JACKSON, Miss. — Mississippi is increasing the nation’s lowest welfare payments three months earlier than expected, the state Department of Human Services said Friday.
Starting Saturday, the benefit will increase by $90 a month per family.
Mississippi is one of the poorest states in the nation, and this is the first time since 1999 that the state will expand payments through the Temporary Assistance for Needy program. The federal government is paying for the increase, but state legislators had to approve it.
Until now, payments in Mississippi have been $146 for a family of two, $170 for a family of three and $194 for a family of four.
The department also said retroactive payments are being made to give people the extra $90 for April. The increase originally was expected to take effect in July.

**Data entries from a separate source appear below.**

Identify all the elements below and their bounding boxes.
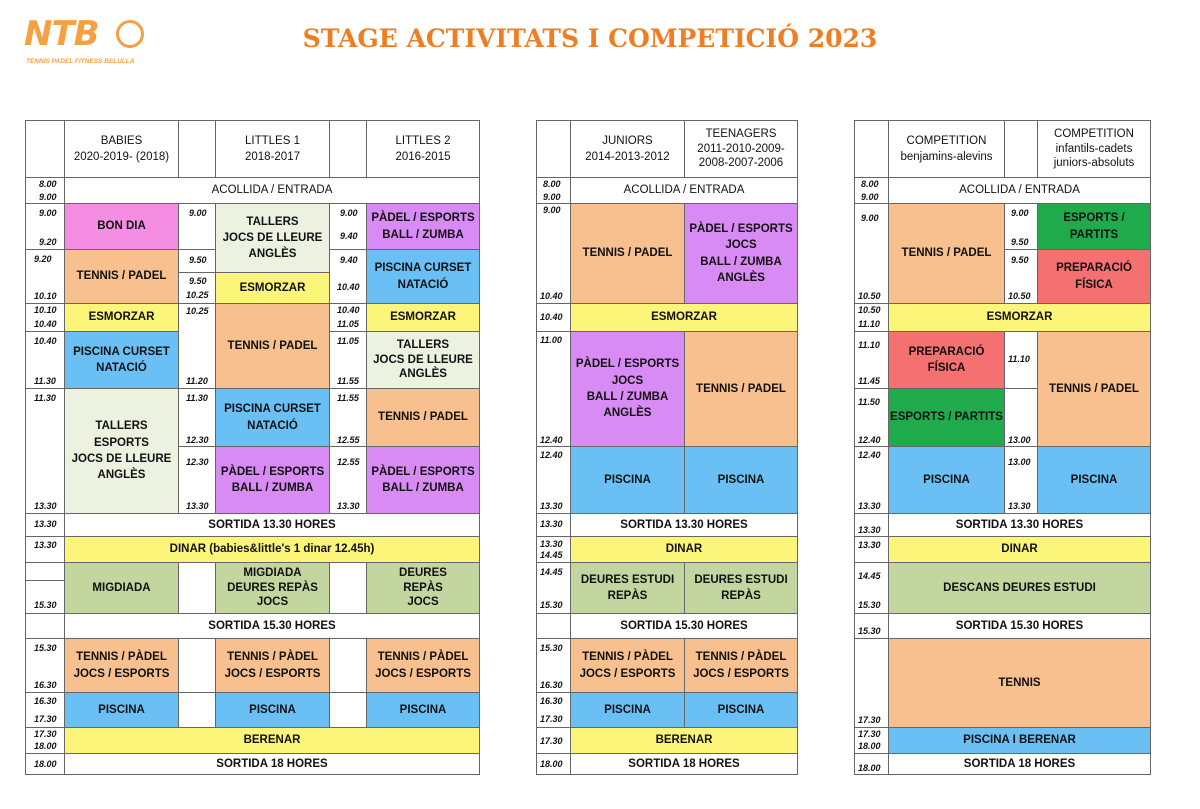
juniors-deures: DEURES ESTUDI REPÀS bbox=[570, 562, 685, 614]
spacer-cell bbox=[329, 692, 367, 728]
littles2-esmorzar: ESMORZAR bbox=[366, 303, 480, 332]
time-cell: 13.30 bbox=[25, 513, 65, 537]
time-header-cell bbox=[854, 120, 889, 178]
header-competition-1: COMPETITION benjamins-alevins bbox=[888, 120, 1005, 178]
time-cell: 9.00 10.40 bbox=[536, 203, 571, 304]
time-cell: 18.00 bbox=[536, 753, 571, 775]
time-cell: 11.50 12.40 bbox=[854, 388, 889, 447]
l1-time-cell: 9.00 bbox=[178, 203, 216, 250]
spacer-cell bbox=[329, 562, 367, 614]
time-cell: 9.20 10.10 bbox=[25, 249, 65, 304]
time-cell: 16.30 17.30 bbox=[536, 692, 571, 728]
time-cell: 12.40 13.30 bbox=[854, 446, 889, 514]
littles1-migdiada: MIGDIADA DEURES REPÀS JOCS bbox=[215, 562, 330, 614]
time-cell: 8.00 9.00 bbox=[536, 177, 571, 204]
time-cell: 14.45 15.30 bbox=[536, 562, 571, 614]
c-time-cell: 13.00 13.30 bbox=[1004, 446, 1038, 514]
comp2-preparacio-fisica: PREPARACIÓ FÍSICA bbox=[1037, 249, 1151, 304]
time-cell: 12.40 13.30 bbox=[536, 446, 571, 514]
comp1-tennis-padel: TENNIS / PADEL bbox=[888, 203, 1005, 304]
dinar-row: DINAR bbox=[888, 536, 1151, 563]
babies-migdiada: MIGDIADA bbox=[64, 562, 179, 614]
header-littles2: LITTLES 2 2016-2015 bbox=[366, 120, 480, 178]
sortida-1330-row: SORTIDA 13.30 HORES bbox=[64, 513, 480, 537]
babies-tallers: TALLERS ESPORTS JOCS DE LLEURE ANGLÈS bbox=[64, 388, 179, 514]
comp2-piscina: PISCINA bbox=[1037, 446, 1151, 514]
littles2-piscina-curset: PISCINA CURSET NATACIÓ bbox=[366, 249, 480, 304]
spacer-cell bbox=[178, 638, 216, 693]
dinar-row: DINAR bbox=[570, 536, 798, 563]
header-teenagers: TEENAGERS 2011-2010-2009- 2008-2007-2006 bbox=[684, 120, 798, 178]
sortida-18-row: SORTIDA 18 HORES bbox=[64, 753, 480, 775]
babies-tennis-padel: TENNIS / PADEL bbox=[64, 249, 179, 304]
berenar-row: BERENAR bbox=[64, 727, 480, 754]
littles1-piscina-curset: PISCINA CURSET NATACIÓ bbox=[215, 388, 330, 447]
littles2-piscina-pm: PISCINA bbox=[366, 692, 480, 728]
teenagers-tennis-padel-pm: TENNIS / PÀDEL JOCS / ESPORTS bbox=[684, 638, 798, 693]
l2-time-cell: 9.40 10.40 bbox=[329, 249, 367, 304]
spacer-cell bbox=[178, 562, 216, 614]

“I felt it was critical to get this increase to the people who need it as quickly as possible,” Human Services director Bob Anderson said in a news release Friday.
Anderson recommended the increase of $90 a month per family, and state senators said that would cost about $2.8 million a year.
During a debate in February, Republican Sen. Joey Fillingane described the $90-a-month increase as a “modest but reasonable amount that Mississippi could afford.”
He said about 3,000 families currently qualify for the assistance, and he described them as “the poorest of the poor in our state.”
Senate Bill 2759 authorized the higher payments, and it became law as soon as Republican Gov. Tate Reeves signed it March 24.
Even with the increase, the Mississippi welfare payments will still be only a fraction of the federal poverty level, according to the liberal-leaning Center for Budget and Policy Priorities.
Nearly 20% of Mississippi’s 3 million residents live in poverty, according to the Census Bureau. In 2019, the median household income in the U.S. was about $68,700; it was about $45,000 in Mississippi.